The full quote from section 9 says the transfer value is (emphasis mine):

the number of surplus votes of the elected candidate shall be divided by the number of first preference votes received by the candidate and the resulting fraction shall be the transfer value

Comparing to Scottish councils, section 48.3 says the transfer value is (emphasis mine):

the value which is calculated by multiplying the surplus of the transferring candidate by the value of the ballot paper when received by that candidate [divided by] the total number of votes credited to that candidate

Australia just uses the surplus, while Scotland weights the surplus by the compounded transfer value first.

Western Australia's upper house weights the surplus as well. Schedule 1 says that the first quota transfer work as usual, but there are different rules if a ballot is further transferred. Section 5 says (emphasis mine):

(a) the number of surplus votes of the elected candidate shall be divided by the number of votes received by him and the resulting fraction shall be the surplus fraction; (b) in relation to any particular ballot papers for surplus votes of the elected candidate, the surplus fraction shall be multiplied by the transfer value at which those ballot papers were transferred to the elected candidate, or by one if they expressed first preference votes for the elected candidate, and the product shall be the continued transfer value of those particular ballot papers;

The "continued transfer value" is just the compounded transfer value.

If multiple candidates reach quota, which surplus to transfer first?

Part XVIII section 273 subsection (21) says transfer the largest surplus first

How many candidates should a party run in STV?

  • Ireland (pdf): Fianna Fáil and Fine Gael usually runs half the district magnitude (2-3), but sometimes either runs 1 in less popular districts. Sinn Féin usually runs 1, and 2 for popular districts. Other parties usually run just one candidate. Note that Sinn Féin ran too few candidates in the 2020 election; they would have won more seats if they ran more.
  • Australia: The ballot allows voters to rank candidates as usual, but also to vote for a pre-determined rank endorsed by a party. Nevertheless, Australia has a two-party system as the lower house does not have proportional representation, so the two main parties runs all or nearly all of the district's available seats, while other parties run only a handful of candidates.
  • Malta has a two-party system despite having STV, because the district magnitudes are too small, resulting in a ridiculously high effective electoral threshold that only the two main parties can cross. Anyway, the two main parties fill the ballots with way more candidates than in the entire house.
  • Scotland: SNP usually runs 2 seats and the rest runs 1. Sometimes Labour runs 2, eg in Glasgow and Fife. See also Aberdeen, Highlands (SNP running 1 candidate in some wards in Highlands)
    • Orkney and Shetland: Only the Green party ran candidates, the rest were independents

Current STV implementation bypasses this by forcing you to specify each individual candidate. In practice, it will be very tedious, hopefully teaching you how important this problem is. The plots will only show how successful a single candidate is, not the party they represent. In the WebUI, the solution is to group candidates in a coalitions. For party-list methods, this would be useful to analyze whether a governing coalition has a majority. For STV, this would be essential to analyzing how many seats a party has overall.
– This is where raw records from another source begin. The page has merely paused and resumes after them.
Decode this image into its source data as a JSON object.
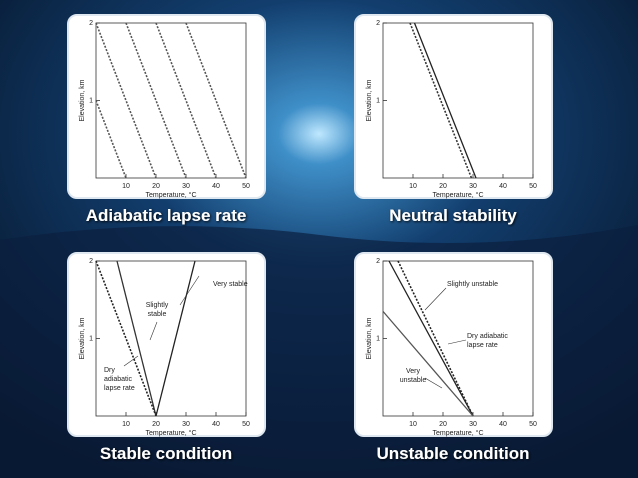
{
  "chart_data": [
    {
      "type": "line",
      "title": "Adiabatic lapse rate",
      "x_label": "Temperature, °C",
      "y_label": "Elevation, km",
      "xlim": [
        0,
        50
      ],
      "ylim": [
        0,
        2
      ],
      "xticks": [
        10,
        20,
        30,
        40,
        50
      ],
      "yticks": [
        1,
        2
      ],
      "series": [
        {
          "x": [
            0,
            10
          ],
          "values": [
            1,
            0
          ],
          "color": "#555555",
          "linestyle": "dashed"
        },
        {
          "x": [
            0,
            20
          ],
          "values": [
            2,
            0
          ],
          "color": "#555555",
          "linestyle": "dashed"
        },
        {
          "x": [
            10,
            30
          ],
          "values": [
            2,
            0
          ],
          "color": "#555555",
          "linestyle": "dashed"
        },
        {
          "x": [
            20,
            40
          ],
          "values": [
            2,
            0
          ],
          "color": "#555555",
          "linestyle": "dashed"
        },
        {
          "x": [
            30,
            50
          ],
          "values": [
            2,
            0
          ],
          "color": "#555555",
          "linestyle": "dashed"
        }
      ],
      "annotations": []
    },
    {
      "type": "line",
      "title": "Neutral stability",
      "x_label": "Temperature, °C",
      "y_label": "Elevation, km",
      "xlim": [
        0,
        50
      ],
      "ylim": [
        0,
        2
      ],
      "xticks": [
        10,
        20,
        30,
        40,
        50
      ],
      "yticks": [
        1,
        2
      ],
      "series": [
        {
          "x": [
            9,
            29.5
          ],
          "values": [
            2,
            0
          ],
          "color": "#333333",
          "linestyle": "dashed"
        },
        {
          "x": [
            10.5,
            31
          ],
          "values": [
            2,
            0
          ],
          "color": "#222222",
          "linestyle": "solid"
        }
      ],
      "annotations": []
    },
    {
      "type": "line",
      "title": "Stable condition",
      "x_label": "Temperature, °C",
      "y_label": "Elevation, km",
      "xlim": [
        0,
        50
      ],
      "ylim": [
        0,
        2
      ],
      "xticks": [
        10,
        20,
        30,
        40,
        50
      ],
      "yticks": [
        1,
        2
      ],
      "series": [
        {
          "x": [
            0,
            20
          ],
          "values": [
            2,
            0
          ],
          "color": "#222222",
          "linestyle": "dashed"
        },
        {
          "x": [
            7,
            20
          ],
          "values": [
            2,
            0
          ],
          "color": "#333333",
          "linestyle": "solid"
        },
        {
          "x": [
            20,
            33
          ],
          "values": [
            0,
            2
          ],
          "color": "#222222",
          "linestyle": "solid"
        }
      ],
      "annotations": [
        {
          "text": [
            "Very stable"
          ]
        },
        {
          "text": [
            "Slightly",
            "stable"
          ]
        },
        {
          "text": [
            "Dry",
            "adiabatic",
            "lapse rate"
          ]
        }
      ]
    },
    {
      "type": "line",
      "title": "Unstable condition",
      "x_label": "Temperature, °C",
      "y_label": "Elevation, km",
      "xlim": [
        0,
        50
      ],
      "ylim": [
        0,
        2
      ],
      "xticks": [
        10,
        20,
        30,
        40,
        50
      ],
      "yticks": [
        1,
        2
      ],
      "series": [
        {
          "x": [
            5,
            30
          ],
          "values": [
            2,
            0
          ],
          "color": "#222222",
          "linestyle": "dashed"
        },
        {
          "x": [
            2,
            30
          ],
          "values": [
            2,
            0
          ],
          "color": "#222222",
          "linestyle": "solid"
        },
        {
          "x": [
            0,
            30
          ],
          "values": [
            1.35,
            0
          ],
          "color": "#555555",
          "linestyle": "solid"
        }
      ],
      "annotations": [
        {
          "text": [
            "Slightly unstable"
          ]
        },
        {
          "text": [
            "Dry adiabatic",
            "lapse rate"
          ]
        },
        {
          "text": [
            "Very",
            "unstable"
          ]
        }
      ]
    }
  ]
}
Currently the coalition feature works for the WebUI. For local plotting with python, the coalition feature is only available for STV

Further extensions

Panachage is when voters can vote for multiple candidates, across party lists if possible. The exact number of votes depends, but a common one is the value of the district magnitude. The votes are tallied according to normal PR list rules and candidates are elected according to the number of votes they won. Due to panachage there will be more votes than voters.